I thought about how something like this could be a great opportunity to merge entertainment and emotional education and create an experience that would be extremely valuable for concert fans.

For starters, as we already know, live music impacts us on a deep level. There’s all types of stories unfolding.

Going to concerts is a spiritual, physiological and psychological event whether you realize it or not. And that’s what the EMV gets us to consider.

Anytime we have the chance to stop and think about how something that happened at a concert is affecting our mood we’re always better after the experience. And that’s what the EMV does, even if it isn’t completely accurate.

emusic mood visualizer

When I stood in the booth I wanted something more.

I wanted to be able to pipe in the live music that was flowing all around me at the festival. I wanted to be able to do a true sensory experiment of what I was feeling at that very moment or during a heightened moment during my favorite song. I know I would pay for something like if it was able to capture and give a visual representation of what I was feeling on the inside.

With our first baby coming this fall, one of the most amazing things during the last eight months has been to see what the baby looks like as it’s growing inside my wife via the ultrasound pictures.

So why not strive to create a similar priceless picture of what concert fans feel on the inside during a concert that just rocked their world?

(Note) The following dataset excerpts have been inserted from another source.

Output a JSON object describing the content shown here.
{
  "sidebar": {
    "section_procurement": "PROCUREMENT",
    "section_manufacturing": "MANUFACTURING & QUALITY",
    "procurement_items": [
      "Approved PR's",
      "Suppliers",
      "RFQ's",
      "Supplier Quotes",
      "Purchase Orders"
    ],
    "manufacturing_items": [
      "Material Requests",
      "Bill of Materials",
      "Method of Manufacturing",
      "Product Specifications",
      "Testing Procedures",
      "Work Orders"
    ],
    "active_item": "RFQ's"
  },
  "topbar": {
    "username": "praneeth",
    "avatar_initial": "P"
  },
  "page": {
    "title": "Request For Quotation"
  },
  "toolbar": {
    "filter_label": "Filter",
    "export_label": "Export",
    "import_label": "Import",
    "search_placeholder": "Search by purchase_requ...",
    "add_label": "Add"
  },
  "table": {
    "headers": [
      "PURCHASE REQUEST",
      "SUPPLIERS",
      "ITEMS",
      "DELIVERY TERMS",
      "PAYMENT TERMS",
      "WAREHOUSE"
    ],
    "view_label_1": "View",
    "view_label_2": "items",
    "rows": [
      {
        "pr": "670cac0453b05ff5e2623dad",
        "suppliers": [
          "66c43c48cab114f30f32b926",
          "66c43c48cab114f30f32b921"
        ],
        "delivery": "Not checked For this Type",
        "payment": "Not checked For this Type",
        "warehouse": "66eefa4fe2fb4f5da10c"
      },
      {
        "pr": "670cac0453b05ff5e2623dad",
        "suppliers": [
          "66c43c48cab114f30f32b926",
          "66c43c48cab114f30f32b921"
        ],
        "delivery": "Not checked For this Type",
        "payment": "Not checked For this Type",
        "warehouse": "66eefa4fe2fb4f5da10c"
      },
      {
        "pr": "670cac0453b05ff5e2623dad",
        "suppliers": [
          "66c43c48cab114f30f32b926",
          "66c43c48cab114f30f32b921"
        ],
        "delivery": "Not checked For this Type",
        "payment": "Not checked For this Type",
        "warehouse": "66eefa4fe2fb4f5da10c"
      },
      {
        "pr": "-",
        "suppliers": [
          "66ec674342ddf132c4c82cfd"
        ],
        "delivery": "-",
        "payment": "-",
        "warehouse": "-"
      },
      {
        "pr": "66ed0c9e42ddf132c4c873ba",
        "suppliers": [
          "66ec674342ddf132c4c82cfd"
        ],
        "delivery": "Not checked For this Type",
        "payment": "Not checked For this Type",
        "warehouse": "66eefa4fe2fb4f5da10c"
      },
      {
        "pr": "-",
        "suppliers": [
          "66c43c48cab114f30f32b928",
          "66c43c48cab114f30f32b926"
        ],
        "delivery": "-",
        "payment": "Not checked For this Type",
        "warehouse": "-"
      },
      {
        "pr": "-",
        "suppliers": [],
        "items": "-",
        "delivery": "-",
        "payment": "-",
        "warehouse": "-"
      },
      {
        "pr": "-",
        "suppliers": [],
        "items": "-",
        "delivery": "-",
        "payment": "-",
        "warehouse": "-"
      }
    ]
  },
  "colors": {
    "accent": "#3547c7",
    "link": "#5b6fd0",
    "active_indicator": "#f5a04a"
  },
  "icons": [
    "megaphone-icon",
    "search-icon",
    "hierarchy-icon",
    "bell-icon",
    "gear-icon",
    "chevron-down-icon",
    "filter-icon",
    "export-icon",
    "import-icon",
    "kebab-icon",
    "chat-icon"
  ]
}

What They Should Have Done

All that said, I didn’t only want to know how a recorded snippet of music was moving me emotionally,  I wanted to be able to know how the music surging from the stages was impacting my mood.  I had seen Beach House before and had an amazing experience tweeting human emotion  and I wish I could have piped in their set while in the EMV booth.

So maybe next year, eMusic or someone else will figure out how to pull this off.

Maybe a mobile app could do it?

Maybe next year, we as fans will have evolved as a species to a point where we desire to truly know and have scientific data that shows us how our favorite live music experiences are influencing our moods and changing our lives.  I don’t know about you, but I would love to see how my live music mood and aura compares with other fans and my favorite artists. Then if we’re able to to that, we should be able to understand how our auras and moods impact each others during the show. That would be the ultimate communal concert experience!